Le CNV recommande tout d'abord de ne pas trop se focaliser sur la délinquance des mineurs, une priorité du plan de prévention et qui vient de faire l'objet d'un rapport de Jean-Marie Bockel, quelques semaines avant son départ du gouvernement. Car cette délinquance "fait toujours débat alors même qu'elle n'a fait que baisser depuis dix ans", souligne le conseil. Il invite à élargir les priorités du plan national aux autres manifestations de l'insécurité comme la prévention de la drogue et des dépendances.
Inégalités
Selon le CNV, la loi du 5 mars 2007 qui a fait du maire le pivot de la prévention, et le plan qui a suivi, n'ont pas mis fin à "une certaine confusion" dans les rôles et compétences des acteurs de la prévention. Pire, ils ont abouti à "une forme de recentralisation dans les faits". Illustration avec les nouvelles stratégies locales de prévention de la délinquance amenées à se substituer aux contrats locaux de sécurité (CLS) mais qui créent "une confusion du fait de la survivance massive" de ces contrats. De plus, le changement de terminologie "n'a pas démontré sa pertinence auprès des élus", estime le CNV.

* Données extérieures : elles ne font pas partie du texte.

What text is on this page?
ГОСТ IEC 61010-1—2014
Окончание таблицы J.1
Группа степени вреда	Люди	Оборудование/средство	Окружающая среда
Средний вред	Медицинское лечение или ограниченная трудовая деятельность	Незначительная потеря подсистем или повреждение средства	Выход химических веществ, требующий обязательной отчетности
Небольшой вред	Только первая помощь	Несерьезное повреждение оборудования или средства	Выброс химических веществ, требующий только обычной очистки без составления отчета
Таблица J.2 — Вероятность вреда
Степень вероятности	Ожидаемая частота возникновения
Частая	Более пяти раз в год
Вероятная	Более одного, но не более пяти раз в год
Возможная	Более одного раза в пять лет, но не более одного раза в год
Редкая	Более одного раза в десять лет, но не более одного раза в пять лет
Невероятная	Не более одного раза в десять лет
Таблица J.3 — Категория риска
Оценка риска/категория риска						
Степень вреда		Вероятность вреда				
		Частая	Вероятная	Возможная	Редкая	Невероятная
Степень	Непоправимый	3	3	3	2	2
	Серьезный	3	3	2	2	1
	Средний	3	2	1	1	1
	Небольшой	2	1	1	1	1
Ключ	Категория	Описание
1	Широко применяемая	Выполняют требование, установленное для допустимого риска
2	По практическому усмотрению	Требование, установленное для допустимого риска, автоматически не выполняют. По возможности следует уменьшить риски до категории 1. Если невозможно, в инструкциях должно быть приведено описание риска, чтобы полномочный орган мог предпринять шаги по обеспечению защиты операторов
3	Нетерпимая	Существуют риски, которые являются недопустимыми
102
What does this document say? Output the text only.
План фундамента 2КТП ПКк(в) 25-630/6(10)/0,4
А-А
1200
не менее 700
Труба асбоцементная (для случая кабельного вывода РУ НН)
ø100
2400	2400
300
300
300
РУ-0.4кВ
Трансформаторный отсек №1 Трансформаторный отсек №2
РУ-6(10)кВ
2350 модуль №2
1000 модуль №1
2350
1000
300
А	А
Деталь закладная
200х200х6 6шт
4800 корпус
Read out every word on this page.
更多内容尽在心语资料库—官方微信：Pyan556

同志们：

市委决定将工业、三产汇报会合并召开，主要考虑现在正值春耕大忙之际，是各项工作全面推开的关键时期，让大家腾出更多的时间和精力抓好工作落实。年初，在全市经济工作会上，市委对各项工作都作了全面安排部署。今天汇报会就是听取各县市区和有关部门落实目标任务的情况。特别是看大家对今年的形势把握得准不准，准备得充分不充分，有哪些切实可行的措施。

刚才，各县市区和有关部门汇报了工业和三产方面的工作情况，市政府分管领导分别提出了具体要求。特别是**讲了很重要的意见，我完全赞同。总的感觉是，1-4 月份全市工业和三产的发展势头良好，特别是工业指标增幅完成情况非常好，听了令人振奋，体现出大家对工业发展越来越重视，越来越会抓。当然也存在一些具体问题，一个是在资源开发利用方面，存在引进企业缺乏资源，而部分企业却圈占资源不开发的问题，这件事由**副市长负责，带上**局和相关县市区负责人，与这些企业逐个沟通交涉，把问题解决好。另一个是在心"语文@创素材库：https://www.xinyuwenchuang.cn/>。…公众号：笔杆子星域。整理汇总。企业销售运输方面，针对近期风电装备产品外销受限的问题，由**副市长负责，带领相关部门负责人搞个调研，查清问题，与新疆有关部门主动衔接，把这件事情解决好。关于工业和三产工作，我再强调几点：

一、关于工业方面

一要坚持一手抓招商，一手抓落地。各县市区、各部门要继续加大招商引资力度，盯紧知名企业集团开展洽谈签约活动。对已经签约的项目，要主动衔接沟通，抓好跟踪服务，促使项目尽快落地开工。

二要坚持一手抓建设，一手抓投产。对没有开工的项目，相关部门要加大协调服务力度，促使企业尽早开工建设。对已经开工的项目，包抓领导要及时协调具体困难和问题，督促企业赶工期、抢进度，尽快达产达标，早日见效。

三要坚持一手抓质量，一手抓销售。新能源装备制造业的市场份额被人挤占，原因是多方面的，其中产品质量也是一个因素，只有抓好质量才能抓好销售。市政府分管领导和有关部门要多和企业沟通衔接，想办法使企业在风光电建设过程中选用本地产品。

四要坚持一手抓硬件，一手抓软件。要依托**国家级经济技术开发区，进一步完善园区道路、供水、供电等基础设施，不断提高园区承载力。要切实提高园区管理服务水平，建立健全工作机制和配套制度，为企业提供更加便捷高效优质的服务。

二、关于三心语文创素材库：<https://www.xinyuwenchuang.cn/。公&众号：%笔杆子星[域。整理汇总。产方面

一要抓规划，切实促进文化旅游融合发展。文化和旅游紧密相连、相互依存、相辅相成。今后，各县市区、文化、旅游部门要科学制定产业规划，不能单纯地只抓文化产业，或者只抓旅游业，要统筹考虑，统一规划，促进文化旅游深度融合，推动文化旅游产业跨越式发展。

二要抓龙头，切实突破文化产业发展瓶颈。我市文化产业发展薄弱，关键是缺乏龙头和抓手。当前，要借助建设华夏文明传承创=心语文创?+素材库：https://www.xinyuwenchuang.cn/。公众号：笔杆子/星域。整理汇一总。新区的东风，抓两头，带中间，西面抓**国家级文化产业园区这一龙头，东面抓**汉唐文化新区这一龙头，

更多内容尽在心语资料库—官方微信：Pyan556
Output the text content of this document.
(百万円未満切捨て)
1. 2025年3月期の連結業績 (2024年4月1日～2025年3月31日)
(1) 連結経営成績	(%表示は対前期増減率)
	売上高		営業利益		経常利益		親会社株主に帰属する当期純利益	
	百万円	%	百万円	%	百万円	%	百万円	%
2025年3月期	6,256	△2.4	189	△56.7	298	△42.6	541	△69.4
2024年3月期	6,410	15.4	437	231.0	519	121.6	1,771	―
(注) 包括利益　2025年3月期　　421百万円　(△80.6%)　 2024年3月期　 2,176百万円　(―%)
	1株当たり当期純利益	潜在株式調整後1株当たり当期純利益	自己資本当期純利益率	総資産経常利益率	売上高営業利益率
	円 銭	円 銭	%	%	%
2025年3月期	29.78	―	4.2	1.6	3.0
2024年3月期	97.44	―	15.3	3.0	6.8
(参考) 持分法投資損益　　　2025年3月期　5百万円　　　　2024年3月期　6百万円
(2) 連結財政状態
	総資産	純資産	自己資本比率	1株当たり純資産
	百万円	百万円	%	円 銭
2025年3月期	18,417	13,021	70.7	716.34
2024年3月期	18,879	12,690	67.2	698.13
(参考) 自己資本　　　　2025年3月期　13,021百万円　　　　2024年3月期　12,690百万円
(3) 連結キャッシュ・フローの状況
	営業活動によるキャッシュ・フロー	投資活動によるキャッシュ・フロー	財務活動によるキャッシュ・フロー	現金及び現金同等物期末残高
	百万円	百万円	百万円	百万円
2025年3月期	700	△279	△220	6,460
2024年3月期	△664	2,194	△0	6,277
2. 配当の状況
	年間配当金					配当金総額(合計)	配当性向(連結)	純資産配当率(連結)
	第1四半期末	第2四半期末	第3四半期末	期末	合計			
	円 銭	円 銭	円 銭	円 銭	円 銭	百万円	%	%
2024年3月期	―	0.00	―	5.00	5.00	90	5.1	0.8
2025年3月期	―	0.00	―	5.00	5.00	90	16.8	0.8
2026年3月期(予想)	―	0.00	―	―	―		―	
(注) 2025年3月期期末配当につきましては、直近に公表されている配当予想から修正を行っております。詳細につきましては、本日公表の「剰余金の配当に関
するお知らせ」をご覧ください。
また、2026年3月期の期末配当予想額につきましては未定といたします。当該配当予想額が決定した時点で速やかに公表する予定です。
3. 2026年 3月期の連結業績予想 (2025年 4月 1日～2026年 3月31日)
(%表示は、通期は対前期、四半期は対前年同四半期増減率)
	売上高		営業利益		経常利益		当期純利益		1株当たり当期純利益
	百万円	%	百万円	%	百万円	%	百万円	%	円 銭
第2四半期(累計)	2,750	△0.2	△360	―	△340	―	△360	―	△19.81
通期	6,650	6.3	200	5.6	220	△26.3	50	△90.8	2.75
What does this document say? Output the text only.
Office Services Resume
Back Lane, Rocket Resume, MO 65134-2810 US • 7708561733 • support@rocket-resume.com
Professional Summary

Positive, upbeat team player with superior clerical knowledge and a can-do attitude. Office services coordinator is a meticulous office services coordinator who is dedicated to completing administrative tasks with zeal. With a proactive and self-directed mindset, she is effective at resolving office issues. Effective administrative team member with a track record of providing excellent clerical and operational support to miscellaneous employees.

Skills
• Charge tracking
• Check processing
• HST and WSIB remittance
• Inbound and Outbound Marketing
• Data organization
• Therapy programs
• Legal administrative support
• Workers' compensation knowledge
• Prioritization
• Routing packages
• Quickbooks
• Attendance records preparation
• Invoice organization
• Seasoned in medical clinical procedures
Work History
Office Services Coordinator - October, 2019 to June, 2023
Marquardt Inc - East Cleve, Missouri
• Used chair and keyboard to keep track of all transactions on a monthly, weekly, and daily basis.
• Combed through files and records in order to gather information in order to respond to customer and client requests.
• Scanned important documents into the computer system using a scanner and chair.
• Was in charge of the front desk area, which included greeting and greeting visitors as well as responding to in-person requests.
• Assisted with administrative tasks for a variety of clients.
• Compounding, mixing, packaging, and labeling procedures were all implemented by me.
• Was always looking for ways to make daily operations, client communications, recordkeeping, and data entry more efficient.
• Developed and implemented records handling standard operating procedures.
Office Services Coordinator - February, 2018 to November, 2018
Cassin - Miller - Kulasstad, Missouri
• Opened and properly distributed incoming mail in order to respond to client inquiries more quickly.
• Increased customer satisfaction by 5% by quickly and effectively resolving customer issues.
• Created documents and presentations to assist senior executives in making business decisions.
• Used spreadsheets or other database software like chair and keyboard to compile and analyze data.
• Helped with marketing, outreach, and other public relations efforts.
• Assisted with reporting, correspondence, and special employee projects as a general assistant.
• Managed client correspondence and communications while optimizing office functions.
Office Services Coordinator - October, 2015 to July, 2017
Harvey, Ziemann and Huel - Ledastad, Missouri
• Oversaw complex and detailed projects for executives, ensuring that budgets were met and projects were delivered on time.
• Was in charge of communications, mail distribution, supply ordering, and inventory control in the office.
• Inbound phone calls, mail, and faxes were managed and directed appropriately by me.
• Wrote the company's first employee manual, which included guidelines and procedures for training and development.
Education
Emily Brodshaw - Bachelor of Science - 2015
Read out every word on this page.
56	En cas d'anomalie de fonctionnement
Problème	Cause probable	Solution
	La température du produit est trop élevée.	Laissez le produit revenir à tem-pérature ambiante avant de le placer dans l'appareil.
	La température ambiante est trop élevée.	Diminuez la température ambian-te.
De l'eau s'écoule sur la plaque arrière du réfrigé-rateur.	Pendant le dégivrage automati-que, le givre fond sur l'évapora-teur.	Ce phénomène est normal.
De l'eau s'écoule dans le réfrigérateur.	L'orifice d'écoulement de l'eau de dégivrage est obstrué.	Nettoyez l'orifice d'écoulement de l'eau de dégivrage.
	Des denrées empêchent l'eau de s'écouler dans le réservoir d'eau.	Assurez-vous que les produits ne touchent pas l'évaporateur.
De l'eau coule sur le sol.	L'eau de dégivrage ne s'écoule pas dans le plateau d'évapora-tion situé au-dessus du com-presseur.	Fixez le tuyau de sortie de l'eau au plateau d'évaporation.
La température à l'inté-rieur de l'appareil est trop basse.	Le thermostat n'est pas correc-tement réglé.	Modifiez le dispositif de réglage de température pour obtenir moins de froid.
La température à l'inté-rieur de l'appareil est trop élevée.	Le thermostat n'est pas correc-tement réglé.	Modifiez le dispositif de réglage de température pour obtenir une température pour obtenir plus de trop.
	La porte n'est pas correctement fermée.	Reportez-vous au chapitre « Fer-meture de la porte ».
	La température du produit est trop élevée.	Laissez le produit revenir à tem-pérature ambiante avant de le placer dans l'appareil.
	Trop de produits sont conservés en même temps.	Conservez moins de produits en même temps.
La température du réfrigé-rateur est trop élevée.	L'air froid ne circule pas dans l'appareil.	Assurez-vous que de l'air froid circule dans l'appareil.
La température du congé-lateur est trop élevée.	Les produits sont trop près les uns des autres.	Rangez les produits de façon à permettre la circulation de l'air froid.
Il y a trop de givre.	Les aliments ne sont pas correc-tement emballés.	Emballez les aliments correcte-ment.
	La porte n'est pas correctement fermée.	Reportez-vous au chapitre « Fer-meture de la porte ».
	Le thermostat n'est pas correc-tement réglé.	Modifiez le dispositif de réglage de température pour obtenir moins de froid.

Ce dernier constate par ailleurs une montée en charges des polices municipales dans le domaine de la sécurité pour compenser le recentrage de la police nationale sur l'ordre public et les enquêtes de police judiciaire, sans le moindre débat politique sur le sujet. Cette situation est "préjudiciable pour les villes qui sont investies comme pour celles qui n'ont pas de police municipale, par choix politique ou par manque de moyens". Ce qui "accentue d'une certaine façon les inégalités"… Or, dans le même temps, les crédits dévolus par l'Etat à la prévention ne sont "pas à la hauteur des enjeux" et trop tournés vers la vidéoprotection, juge le conseil. Il recommande d'en augmenter le volume global et de les réorienter au profit de la prévention sociale et éducative et de la prévention situationnelle.
Prévention précoce
En matière de gouvernance, le conseil juge que "le besoin de dialogue est patent", au moment où la loi d'orientation et de programmation pour la performance de la sécurité intérieure (Loppsi 2) passe en commission mixte paritaire le 26 janvier et achève ainsi son parcours législatif. Cette loi confère de nouvelles prérogatives aux polices municipales et l'un des sujets de désaccord entre les deux assemblées tient à la conditionnalité des crédits du fonds interministériel de prévention de la délinquance. Le CNV recommande donc de réorienter le plan national de prévention de la délinquance et d'aide aux victimes selon "une démarche ascendante plutôt que descendante" en lien étroit avec les collectivités et les acteurs locaux concernés, notamment le monde de l'entreprise. Il reprend l'idée de la prévention précoce formulée dans le rapport Bockel et reprise dans une note du Conseil d'analyse stratégique. Ce plan réactualisé devrait en outre comporter une batterie de sanctions "innovantes, simples et compréhensibles et efficaces", estime le conseil : rappel à l'ordre, mesure éducative, réparation pénale, indemnisation rapide, et des mesures "extrajudiciaires" comme alternatives aux poursuites, en partenariat avec la société civile et les collectivités locales. La "démarche ascendante" préconisée par le conseil doit se retrouver lors de l'élaboration des plans départementaux de prévention de la délinquance. Ce qui pour l'heure n'a pas été le cas, les élus ayant rarement été consultés.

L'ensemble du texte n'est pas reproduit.